L’exemple du loup en France illustre à quel point le sujet est sensible et implique d’« inventer des stratégies de gestion et de planification, mais aussi de capitaliser […] pour mieux appréhender les enjeux de cohabitation entre humains et non-humains dans des espaces partagés ». Si les coûts et bénéfices économique du réensauvagement sont encore mal évalués, il est clair qu’il constitue un enjeu majeur de l’économie de la biodiversité et que la discipline devra prendre part à l’évaluation des manières de cohabiter.

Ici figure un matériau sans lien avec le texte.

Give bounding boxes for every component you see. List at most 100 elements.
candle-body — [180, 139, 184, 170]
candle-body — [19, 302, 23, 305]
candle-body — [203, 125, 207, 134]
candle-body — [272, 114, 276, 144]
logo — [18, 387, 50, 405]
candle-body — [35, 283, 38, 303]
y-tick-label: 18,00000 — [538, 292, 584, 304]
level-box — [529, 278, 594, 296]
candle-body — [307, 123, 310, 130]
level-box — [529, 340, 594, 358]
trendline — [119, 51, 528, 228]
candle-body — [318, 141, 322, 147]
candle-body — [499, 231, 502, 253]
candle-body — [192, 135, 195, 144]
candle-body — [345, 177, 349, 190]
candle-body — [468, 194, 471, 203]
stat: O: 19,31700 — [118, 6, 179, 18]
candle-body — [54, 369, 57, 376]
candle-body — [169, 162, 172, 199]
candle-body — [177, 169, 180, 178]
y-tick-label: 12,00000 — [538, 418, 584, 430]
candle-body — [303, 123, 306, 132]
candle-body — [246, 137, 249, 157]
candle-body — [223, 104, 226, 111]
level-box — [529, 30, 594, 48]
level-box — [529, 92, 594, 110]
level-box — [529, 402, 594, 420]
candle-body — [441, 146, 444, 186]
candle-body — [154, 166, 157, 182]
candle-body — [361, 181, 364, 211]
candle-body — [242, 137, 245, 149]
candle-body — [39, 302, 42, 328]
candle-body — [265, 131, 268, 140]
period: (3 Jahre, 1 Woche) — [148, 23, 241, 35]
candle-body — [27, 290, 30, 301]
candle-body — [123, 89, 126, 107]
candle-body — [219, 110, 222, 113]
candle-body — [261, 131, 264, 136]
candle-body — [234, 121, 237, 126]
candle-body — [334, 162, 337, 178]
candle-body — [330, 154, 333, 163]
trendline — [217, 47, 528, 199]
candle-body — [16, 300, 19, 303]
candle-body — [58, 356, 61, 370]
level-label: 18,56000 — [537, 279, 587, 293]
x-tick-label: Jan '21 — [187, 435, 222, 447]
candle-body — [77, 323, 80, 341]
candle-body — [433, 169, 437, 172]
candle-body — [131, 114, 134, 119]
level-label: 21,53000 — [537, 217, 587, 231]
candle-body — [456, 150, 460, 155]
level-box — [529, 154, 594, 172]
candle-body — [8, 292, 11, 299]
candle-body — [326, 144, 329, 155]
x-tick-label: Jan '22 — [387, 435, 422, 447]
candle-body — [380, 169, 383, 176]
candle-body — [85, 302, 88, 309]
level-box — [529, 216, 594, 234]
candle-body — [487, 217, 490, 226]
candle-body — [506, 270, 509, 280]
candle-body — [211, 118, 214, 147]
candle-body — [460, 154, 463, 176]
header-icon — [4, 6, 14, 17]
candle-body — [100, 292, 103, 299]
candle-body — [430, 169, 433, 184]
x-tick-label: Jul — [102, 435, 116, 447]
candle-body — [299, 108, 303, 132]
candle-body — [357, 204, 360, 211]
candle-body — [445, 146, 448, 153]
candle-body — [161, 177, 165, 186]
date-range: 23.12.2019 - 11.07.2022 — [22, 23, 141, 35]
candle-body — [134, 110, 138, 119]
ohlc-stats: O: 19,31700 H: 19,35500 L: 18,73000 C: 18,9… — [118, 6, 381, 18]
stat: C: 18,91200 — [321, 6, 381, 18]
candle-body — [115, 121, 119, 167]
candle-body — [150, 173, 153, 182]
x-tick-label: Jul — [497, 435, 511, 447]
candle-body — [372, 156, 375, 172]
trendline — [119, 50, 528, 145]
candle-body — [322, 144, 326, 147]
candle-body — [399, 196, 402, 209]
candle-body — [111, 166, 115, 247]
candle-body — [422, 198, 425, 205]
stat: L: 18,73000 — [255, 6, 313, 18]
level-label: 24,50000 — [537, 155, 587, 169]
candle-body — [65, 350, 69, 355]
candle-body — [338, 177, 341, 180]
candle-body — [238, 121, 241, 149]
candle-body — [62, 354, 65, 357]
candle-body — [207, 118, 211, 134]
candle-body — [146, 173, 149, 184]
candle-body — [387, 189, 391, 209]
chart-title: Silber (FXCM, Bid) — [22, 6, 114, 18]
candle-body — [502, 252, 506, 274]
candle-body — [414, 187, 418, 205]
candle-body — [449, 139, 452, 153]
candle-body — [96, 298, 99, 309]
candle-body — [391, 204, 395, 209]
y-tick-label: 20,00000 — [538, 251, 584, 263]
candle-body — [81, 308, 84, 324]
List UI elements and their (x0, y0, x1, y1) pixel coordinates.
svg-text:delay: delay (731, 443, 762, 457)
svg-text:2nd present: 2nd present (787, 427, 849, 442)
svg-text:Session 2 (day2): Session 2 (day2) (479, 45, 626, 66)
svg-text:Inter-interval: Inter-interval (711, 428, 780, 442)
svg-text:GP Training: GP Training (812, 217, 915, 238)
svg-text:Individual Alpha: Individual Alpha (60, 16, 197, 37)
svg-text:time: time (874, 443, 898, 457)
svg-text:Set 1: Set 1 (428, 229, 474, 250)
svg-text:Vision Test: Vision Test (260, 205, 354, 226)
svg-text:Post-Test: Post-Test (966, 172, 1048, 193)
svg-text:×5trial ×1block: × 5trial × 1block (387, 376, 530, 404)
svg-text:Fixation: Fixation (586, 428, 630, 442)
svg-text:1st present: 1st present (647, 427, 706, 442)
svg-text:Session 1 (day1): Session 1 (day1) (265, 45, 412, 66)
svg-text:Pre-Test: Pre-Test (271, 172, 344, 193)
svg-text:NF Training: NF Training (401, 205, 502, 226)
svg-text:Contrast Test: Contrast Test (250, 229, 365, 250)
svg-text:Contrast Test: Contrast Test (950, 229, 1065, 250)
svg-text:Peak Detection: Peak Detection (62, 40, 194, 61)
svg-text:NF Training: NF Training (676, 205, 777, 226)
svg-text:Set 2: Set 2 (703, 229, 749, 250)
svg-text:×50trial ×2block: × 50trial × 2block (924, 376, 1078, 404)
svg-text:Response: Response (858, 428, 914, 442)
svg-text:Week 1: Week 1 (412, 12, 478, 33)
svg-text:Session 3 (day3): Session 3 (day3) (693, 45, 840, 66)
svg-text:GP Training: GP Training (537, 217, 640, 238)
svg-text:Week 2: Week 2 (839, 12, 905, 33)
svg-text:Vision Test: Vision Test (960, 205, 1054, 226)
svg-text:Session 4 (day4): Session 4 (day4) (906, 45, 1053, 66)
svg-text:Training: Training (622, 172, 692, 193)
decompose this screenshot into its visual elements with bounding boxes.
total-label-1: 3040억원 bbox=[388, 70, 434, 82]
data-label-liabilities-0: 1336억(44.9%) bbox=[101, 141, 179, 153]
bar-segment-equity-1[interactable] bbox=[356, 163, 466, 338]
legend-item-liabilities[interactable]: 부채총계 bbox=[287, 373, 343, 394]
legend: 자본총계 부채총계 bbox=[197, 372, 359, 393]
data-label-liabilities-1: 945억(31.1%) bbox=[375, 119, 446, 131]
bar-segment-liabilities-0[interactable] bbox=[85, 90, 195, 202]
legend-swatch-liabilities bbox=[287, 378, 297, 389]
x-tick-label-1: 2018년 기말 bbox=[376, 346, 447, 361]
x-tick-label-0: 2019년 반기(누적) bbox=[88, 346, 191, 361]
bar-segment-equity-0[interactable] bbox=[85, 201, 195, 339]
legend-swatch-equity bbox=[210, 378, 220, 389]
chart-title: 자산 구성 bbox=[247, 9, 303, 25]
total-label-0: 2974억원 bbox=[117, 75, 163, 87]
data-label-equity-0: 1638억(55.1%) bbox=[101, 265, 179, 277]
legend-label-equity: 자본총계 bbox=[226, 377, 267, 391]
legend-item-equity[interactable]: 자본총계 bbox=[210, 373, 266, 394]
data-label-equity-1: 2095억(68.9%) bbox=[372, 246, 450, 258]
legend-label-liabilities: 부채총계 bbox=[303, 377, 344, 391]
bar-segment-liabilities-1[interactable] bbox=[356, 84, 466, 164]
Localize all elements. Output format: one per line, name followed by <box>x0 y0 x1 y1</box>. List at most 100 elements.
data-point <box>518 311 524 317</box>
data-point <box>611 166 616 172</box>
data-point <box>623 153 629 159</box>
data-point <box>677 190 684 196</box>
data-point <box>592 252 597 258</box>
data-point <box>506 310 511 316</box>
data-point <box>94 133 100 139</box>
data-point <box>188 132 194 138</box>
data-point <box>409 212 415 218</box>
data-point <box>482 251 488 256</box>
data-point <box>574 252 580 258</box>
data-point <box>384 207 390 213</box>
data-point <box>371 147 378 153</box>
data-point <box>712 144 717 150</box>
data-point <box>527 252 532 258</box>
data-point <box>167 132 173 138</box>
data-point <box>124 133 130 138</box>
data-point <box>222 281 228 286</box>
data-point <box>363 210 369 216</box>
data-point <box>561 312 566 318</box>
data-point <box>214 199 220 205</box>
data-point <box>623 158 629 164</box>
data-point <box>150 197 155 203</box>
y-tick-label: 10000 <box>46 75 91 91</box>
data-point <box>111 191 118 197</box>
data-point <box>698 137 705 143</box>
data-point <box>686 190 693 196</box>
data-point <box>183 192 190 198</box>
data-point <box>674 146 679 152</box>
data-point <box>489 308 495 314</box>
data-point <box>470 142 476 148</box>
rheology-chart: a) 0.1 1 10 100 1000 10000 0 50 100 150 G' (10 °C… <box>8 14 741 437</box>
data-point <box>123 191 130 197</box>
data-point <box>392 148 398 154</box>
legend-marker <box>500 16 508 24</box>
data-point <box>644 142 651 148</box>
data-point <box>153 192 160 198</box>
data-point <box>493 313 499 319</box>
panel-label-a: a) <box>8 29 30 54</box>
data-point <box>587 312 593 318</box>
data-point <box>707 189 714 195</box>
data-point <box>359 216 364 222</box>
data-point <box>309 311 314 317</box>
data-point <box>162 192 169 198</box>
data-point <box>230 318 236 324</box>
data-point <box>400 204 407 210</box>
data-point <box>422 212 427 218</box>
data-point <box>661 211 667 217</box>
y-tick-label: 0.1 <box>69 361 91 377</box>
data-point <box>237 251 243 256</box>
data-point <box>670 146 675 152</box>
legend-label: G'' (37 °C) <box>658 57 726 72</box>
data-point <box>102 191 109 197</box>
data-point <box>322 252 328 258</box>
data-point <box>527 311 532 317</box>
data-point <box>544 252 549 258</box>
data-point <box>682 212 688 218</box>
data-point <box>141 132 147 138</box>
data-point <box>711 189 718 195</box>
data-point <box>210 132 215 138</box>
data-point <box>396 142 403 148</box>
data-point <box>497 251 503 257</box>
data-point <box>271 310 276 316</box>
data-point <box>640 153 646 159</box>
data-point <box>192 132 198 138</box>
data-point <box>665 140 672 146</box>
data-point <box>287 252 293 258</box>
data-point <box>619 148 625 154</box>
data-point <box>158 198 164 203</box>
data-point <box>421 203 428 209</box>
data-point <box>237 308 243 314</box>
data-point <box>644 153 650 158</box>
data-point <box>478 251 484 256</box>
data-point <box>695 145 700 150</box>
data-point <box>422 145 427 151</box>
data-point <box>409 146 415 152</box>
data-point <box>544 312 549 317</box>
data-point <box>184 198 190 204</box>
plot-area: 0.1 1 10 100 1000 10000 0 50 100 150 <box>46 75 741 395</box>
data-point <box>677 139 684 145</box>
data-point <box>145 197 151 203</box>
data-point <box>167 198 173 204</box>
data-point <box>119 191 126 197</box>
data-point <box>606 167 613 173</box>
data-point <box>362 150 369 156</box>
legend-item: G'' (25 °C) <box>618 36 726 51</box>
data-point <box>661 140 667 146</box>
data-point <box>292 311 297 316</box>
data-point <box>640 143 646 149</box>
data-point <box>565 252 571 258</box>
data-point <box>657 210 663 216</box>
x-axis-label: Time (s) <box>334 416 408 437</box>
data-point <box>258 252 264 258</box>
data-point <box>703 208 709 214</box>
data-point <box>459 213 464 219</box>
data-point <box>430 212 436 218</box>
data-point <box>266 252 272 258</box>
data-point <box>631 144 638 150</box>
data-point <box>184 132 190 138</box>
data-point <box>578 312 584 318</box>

Le dernier principe consiste à transformer le contrat social en contrat naturel. Il s’agit d’étudier comment le droit peut servir de levier au développement d’une économie de la coévolution. Pour étudier l’évolution des droits d’accès et d’usage de la nature, les auteurs retracent le processus de privatisation de certaines ressources et montrent que l’idée lockéenne d’acquisition de la propriété par le travail ne tient pas historiquement. Plus encore, l’origine institutionnelle des droits de propriété rend légitime une délibération politique autour de la distribution et de la qualification des droits d’accès à la nature.

La nature n’est plus uniquement un réservoir de ressources, mais acquiert des droits à l’autodéveloppement.

En recourant à nouveau à la tradition institutionnaliste, les auteurs montrent que la propriété commune des ressources naturelles est possible et bénéfique sous certaines conditions. Ils analysent ensuite les conséquences économiques de l’attribution de droits à des entités naturelles, notamment par la reconnaissance de préjudices économiques et l’obligation à les compenser. Le droit se profile alors comme un instrument majeur de la transformation écologique de l’économie, bien que son effectivité reste encore faible.

Enfin, la reconnaissance de droits aux composantes de la biodiversité implique de nouvelles configurations dans la gestion des biens communs. La nature n’est plus uniquement un réservoir de ressources, mais acquiert des droits à l’autodéveloppement. Il s’agit alors de trouver des équilibres politico-économiques entre sanctuarisation de la nature et accès aux écosystèmes.

Pour conclure, l’ouvrage soulève un certain nombre d’enjeux et d’espoirs pour l’avènement d’une économie écologique. La mobilisation de sources issues de l’histoire des sciences et d’expérimentations sociales et politiques révèle également l’intérêt d’une approche pluridisciplinaire et historique en économie. De ce point de vue, nous ne partons pas de rien, comme l’illustrent les travaux encore peu connus en France des économistes institutionnalistes et des pragmatistes américains.